How do you employ new high-throughput DNA sequencing systems in your research?
We have been using the new sequencing platforms in CAGE, which stands for cap analysis of gene expression. In CAGE, we sequence 20- to 27-nucleotide tags from the 5’ end of full-length mRNAs and map these tags onto the genome. This approach of sequencing the 5’ end of RNAs and counting their frequencies is the only way to measure the activity of the promoter region of genes; a microarray experiment cannot detect this.
In order to identify the promoter activity, we proposed a new concept, “motif activity,” that represents the actual concentration of active transcription factors. Our approach can draw all of the edges[, or relationships,] of the transcription factors, promoters, and ncRNAs
What sequencing platforms do you currently have at the Omics Science Center?

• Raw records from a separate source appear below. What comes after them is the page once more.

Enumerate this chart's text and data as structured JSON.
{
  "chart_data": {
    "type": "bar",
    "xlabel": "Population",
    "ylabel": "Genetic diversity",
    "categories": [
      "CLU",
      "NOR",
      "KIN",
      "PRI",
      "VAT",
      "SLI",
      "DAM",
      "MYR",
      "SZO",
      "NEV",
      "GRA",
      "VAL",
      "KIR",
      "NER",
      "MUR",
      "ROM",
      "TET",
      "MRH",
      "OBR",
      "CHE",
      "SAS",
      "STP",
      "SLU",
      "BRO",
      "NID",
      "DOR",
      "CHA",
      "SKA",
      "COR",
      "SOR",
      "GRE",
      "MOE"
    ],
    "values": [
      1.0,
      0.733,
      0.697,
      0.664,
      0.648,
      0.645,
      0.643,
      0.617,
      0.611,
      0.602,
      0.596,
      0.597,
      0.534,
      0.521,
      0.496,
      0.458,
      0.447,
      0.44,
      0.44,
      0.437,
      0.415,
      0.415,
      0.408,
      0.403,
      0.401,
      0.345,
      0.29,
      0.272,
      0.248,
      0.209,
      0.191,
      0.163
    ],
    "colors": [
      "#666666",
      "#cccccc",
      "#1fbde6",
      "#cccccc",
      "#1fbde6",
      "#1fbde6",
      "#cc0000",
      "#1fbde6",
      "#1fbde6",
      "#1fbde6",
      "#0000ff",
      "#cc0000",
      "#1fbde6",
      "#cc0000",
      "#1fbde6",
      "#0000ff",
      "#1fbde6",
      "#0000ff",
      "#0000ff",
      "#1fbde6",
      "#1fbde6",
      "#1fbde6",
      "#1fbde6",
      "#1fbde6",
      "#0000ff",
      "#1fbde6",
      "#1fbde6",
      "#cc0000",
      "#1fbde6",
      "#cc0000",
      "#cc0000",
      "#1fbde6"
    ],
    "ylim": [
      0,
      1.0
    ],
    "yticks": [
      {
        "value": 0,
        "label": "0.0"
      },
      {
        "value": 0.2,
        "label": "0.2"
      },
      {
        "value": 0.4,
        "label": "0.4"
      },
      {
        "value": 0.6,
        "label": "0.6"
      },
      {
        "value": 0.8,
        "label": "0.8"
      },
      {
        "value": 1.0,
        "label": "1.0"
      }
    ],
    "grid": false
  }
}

We have the 454 GS FLX, Illumina Genome Analyzer, and ABI SOLiD now, and we are considering introducing additional instruments, [including the Helicos Genetic Analysis system], later this year. Each of them has its own characteristic features. Depending on the purpose, we have to select the most appropriate sequencer.
What other technologies do you use?
We also use qRT-PCR and microarrays. We have to take many time points in a cell differentiating from one state to another. For all of the points, we produce data using CAGE, qRT-PCR, and other technologies.
What experimental system do you study, and what is the goal?
We study differentiation of monoblasts to monocytes, which is well known. Our analysis, which is at the single-molecule level, is validated by a lot of known data. We can detect one RNA molecule in 10 cells. We have already produced such data, but we are now establishing a system to analyze a network of genes, not just discover RNA.
There is a known trigger, which starts differentiation in monoblasts. From that trigger to the last monocyte phenotype, we try to understand the phenotype at the molecular level. That is the goal.